President of the Manchester Chamber of Commerce Simone Spence-Johnson told the Jamaica Observer last week that there is great anticipation for the completion of the highway among the business community.
"It [highway] will increase productivity. [Having] a highway that is going to bypass Porus and a lot of the winding roads, can you just imagine how quickly you will reach Mandeville and vice versa?" she asked.
She added that the highway — which starts at the Rio Minho Bridge — will allow for efficient accessibility to central Jamaica.
"We are really looking forward to the completion of the highway and what it will bring into the parish, especially when you talk about business and commerce. It will allow for accessibility for central Jamaica. In terms of even here being the hub with access to the two [cities], if you are coming from the west or coming from the east. Manchester will be looked at as a viable option for any business idea, services that you are looking to put together now. Other than the two corporate ends of the island, we are central so the point of reach is [better] now," said Spence-Johnson.

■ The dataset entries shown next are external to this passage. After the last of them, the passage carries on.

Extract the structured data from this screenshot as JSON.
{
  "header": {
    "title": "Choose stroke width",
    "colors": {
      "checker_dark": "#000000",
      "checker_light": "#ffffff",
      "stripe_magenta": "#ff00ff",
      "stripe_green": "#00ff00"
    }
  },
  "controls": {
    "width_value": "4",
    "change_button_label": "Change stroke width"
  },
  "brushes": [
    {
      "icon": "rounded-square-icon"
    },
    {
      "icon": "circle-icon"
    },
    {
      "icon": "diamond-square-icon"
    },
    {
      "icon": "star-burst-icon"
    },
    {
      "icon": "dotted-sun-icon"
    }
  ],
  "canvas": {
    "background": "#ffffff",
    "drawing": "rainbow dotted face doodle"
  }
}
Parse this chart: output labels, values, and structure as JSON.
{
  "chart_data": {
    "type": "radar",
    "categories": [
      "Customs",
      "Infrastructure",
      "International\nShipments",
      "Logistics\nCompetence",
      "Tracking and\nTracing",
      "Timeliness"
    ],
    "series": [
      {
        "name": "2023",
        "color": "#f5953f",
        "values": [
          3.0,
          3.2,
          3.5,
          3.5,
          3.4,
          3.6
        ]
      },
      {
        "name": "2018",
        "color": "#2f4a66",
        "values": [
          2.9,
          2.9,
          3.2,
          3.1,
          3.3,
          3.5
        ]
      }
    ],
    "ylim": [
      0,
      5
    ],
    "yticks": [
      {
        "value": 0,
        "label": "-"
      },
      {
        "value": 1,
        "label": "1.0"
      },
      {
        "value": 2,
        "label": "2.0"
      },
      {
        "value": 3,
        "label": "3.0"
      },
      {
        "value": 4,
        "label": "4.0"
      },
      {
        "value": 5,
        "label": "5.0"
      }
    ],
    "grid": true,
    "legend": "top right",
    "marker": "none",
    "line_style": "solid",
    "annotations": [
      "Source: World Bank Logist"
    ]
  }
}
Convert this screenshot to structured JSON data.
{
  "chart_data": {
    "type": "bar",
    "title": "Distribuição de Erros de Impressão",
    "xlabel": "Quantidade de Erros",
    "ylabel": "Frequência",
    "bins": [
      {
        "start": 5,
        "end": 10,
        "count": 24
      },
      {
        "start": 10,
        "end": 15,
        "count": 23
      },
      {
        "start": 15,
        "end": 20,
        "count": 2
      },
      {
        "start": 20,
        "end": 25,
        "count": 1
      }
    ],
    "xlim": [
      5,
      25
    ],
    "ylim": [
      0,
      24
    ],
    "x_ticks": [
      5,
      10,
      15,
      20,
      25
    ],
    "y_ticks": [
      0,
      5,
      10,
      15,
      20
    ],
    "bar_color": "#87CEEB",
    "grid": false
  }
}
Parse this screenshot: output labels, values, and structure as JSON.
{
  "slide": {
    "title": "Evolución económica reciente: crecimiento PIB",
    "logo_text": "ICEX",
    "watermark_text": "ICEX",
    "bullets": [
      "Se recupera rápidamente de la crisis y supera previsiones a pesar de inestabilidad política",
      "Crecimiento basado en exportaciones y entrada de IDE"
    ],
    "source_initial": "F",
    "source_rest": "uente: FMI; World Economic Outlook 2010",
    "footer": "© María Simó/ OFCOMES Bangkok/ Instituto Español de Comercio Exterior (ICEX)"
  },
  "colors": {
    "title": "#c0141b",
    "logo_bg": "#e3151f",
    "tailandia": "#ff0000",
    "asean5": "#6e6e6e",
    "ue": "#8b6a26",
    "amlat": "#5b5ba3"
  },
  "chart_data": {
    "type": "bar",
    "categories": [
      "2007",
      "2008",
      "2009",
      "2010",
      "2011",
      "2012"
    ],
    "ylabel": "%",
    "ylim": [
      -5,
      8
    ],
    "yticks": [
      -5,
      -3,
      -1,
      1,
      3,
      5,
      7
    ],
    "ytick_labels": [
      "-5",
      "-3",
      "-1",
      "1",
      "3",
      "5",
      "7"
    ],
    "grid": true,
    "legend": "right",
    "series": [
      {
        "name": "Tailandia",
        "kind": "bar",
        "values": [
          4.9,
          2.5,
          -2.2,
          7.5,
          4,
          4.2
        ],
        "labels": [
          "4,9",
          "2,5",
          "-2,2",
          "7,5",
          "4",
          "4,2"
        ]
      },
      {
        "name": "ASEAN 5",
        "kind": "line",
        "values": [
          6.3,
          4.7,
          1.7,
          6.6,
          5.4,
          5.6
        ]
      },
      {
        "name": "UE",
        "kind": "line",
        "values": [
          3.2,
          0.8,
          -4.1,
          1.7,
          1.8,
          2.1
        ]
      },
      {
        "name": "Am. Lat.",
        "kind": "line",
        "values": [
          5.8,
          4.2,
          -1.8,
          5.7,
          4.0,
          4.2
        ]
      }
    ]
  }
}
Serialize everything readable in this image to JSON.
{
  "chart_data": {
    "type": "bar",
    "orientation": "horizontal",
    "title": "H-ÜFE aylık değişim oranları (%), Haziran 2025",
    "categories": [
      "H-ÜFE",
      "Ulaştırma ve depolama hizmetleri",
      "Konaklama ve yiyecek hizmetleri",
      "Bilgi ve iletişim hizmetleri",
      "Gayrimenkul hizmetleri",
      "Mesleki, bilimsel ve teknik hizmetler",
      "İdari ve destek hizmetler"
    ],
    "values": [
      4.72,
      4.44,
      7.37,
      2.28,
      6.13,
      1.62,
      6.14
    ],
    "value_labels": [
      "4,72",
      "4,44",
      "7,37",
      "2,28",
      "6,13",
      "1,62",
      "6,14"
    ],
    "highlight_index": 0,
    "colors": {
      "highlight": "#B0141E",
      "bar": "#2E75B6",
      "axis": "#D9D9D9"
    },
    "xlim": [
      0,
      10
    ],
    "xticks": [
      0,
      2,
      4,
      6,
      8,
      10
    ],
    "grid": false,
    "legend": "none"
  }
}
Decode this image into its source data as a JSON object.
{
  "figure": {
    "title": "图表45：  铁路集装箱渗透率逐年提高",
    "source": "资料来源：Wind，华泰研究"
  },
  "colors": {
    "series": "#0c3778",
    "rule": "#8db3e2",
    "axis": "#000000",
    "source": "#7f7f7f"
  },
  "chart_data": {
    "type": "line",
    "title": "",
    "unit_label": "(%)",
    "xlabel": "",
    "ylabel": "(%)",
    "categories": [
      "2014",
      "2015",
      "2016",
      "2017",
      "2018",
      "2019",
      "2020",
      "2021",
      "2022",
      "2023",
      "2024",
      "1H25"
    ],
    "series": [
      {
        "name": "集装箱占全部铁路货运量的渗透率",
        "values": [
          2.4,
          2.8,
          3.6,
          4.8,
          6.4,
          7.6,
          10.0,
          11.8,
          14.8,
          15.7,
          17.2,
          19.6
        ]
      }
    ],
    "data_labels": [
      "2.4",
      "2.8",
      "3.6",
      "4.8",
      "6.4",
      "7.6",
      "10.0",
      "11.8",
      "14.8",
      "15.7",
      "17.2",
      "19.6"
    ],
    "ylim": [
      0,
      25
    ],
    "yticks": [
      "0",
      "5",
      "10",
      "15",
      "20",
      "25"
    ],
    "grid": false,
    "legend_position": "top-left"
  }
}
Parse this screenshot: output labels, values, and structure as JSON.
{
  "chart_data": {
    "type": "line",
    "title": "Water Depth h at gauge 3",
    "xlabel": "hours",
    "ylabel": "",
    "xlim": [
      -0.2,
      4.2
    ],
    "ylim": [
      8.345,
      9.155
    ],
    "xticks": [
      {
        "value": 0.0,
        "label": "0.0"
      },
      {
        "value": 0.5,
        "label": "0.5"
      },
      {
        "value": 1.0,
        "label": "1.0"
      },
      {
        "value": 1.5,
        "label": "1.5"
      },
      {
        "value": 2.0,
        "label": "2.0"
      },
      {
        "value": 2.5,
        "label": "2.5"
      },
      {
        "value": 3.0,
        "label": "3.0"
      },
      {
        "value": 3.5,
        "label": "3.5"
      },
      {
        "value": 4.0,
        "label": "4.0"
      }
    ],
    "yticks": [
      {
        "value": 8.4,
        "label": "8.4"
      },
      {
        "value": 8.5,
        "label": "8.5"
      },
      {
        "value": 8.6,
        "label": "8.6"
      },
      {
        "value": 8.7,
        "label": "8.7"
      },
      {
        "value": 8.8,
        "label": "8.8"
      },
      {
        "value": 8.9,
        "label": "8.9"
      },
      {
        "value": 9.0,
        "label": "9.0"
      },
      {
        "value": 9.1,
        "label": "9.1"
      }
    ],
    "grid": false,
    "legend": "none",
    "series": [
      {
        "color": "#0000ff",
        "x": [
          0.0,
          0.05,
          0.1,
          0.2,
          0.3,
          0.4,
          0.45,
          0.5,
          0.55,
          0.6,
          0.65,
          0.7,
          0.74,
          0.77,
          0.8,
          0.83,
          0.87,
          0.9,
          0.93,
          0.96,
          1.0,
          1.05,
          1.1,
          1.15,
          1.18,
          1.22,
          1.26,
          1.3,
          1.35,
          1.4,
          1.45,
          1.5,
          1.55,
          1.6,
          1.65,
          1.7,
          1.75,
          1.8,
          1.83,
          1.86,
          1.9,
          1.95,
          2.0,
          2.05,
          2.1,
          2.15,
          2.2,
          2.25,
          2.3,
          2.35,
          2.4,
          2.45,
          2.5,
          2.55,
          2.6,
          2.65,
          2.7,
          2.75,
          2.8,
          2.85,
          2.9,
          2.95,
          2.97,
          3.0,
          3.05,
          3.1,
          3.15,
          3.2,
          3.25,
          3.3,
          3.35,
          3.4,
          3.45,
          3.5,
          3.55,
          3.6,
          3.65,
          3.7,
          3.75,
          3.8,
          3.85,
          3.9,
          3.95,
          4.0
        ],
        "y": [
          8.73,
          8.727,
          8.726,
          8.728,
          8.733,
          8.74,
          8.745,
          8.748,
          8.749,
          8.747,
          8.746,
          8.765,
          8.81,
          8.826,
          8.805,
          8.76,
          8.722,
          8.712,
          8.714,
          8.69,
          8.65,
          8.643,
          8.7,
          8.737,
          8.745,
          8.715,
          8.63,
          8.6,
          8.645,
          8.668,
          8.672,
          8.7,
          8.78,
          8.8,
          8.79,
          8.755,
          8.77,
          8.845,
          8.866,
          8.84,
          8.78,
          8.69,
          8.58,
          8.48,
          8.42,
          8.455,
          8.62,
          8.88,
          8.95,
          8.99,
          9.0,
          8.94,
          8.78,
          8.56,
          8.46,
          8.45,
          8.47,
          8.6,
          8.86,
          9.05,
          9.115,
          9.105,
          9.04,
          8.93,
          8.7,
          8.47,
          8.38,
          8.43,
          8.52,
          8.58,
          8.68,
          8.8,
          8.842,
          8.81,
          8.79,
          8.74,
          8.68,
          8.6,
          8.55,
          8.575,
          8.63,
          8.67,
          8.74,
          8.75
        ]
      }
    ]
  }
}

Stephen Edwards, managing director at the National Road Operating & Constructing Company (NROCC) — which is responsible for overseeing the design, construction and maintenance of Jamaica's highways — explained that when completed the highway will reduce travel time between May Pen and Williamsfield to below 15 minutes.
"Persons who traverse the corridor from May Pen to Williamsfield would be aware of the challenges especially through the Porus and Trinity area where the roads are extremely winding and narrow. The highway alignment will enable goods and services to traverse that corridor much more efficiently. Overall, the project will reduce the travel time between May Pen and Williamsfield to below 15 minutes," he told media staff from the Office of the Prime Minister during a recent tour of the highway.
The project, started in September 2019, employs just over 600 locals and is being undertaken by Chinese firm China Harbour Engineering Company (CHEC). The project is 92 per cent complete. The highway project includes the design and construction of approximately 23 kilometres of a four-lane, arterial divided highway on a new alignment, and the upgrading of approximately five kilometres of the existing Melrose Hill Bypass to a four-lane, rural, arterial divided highway.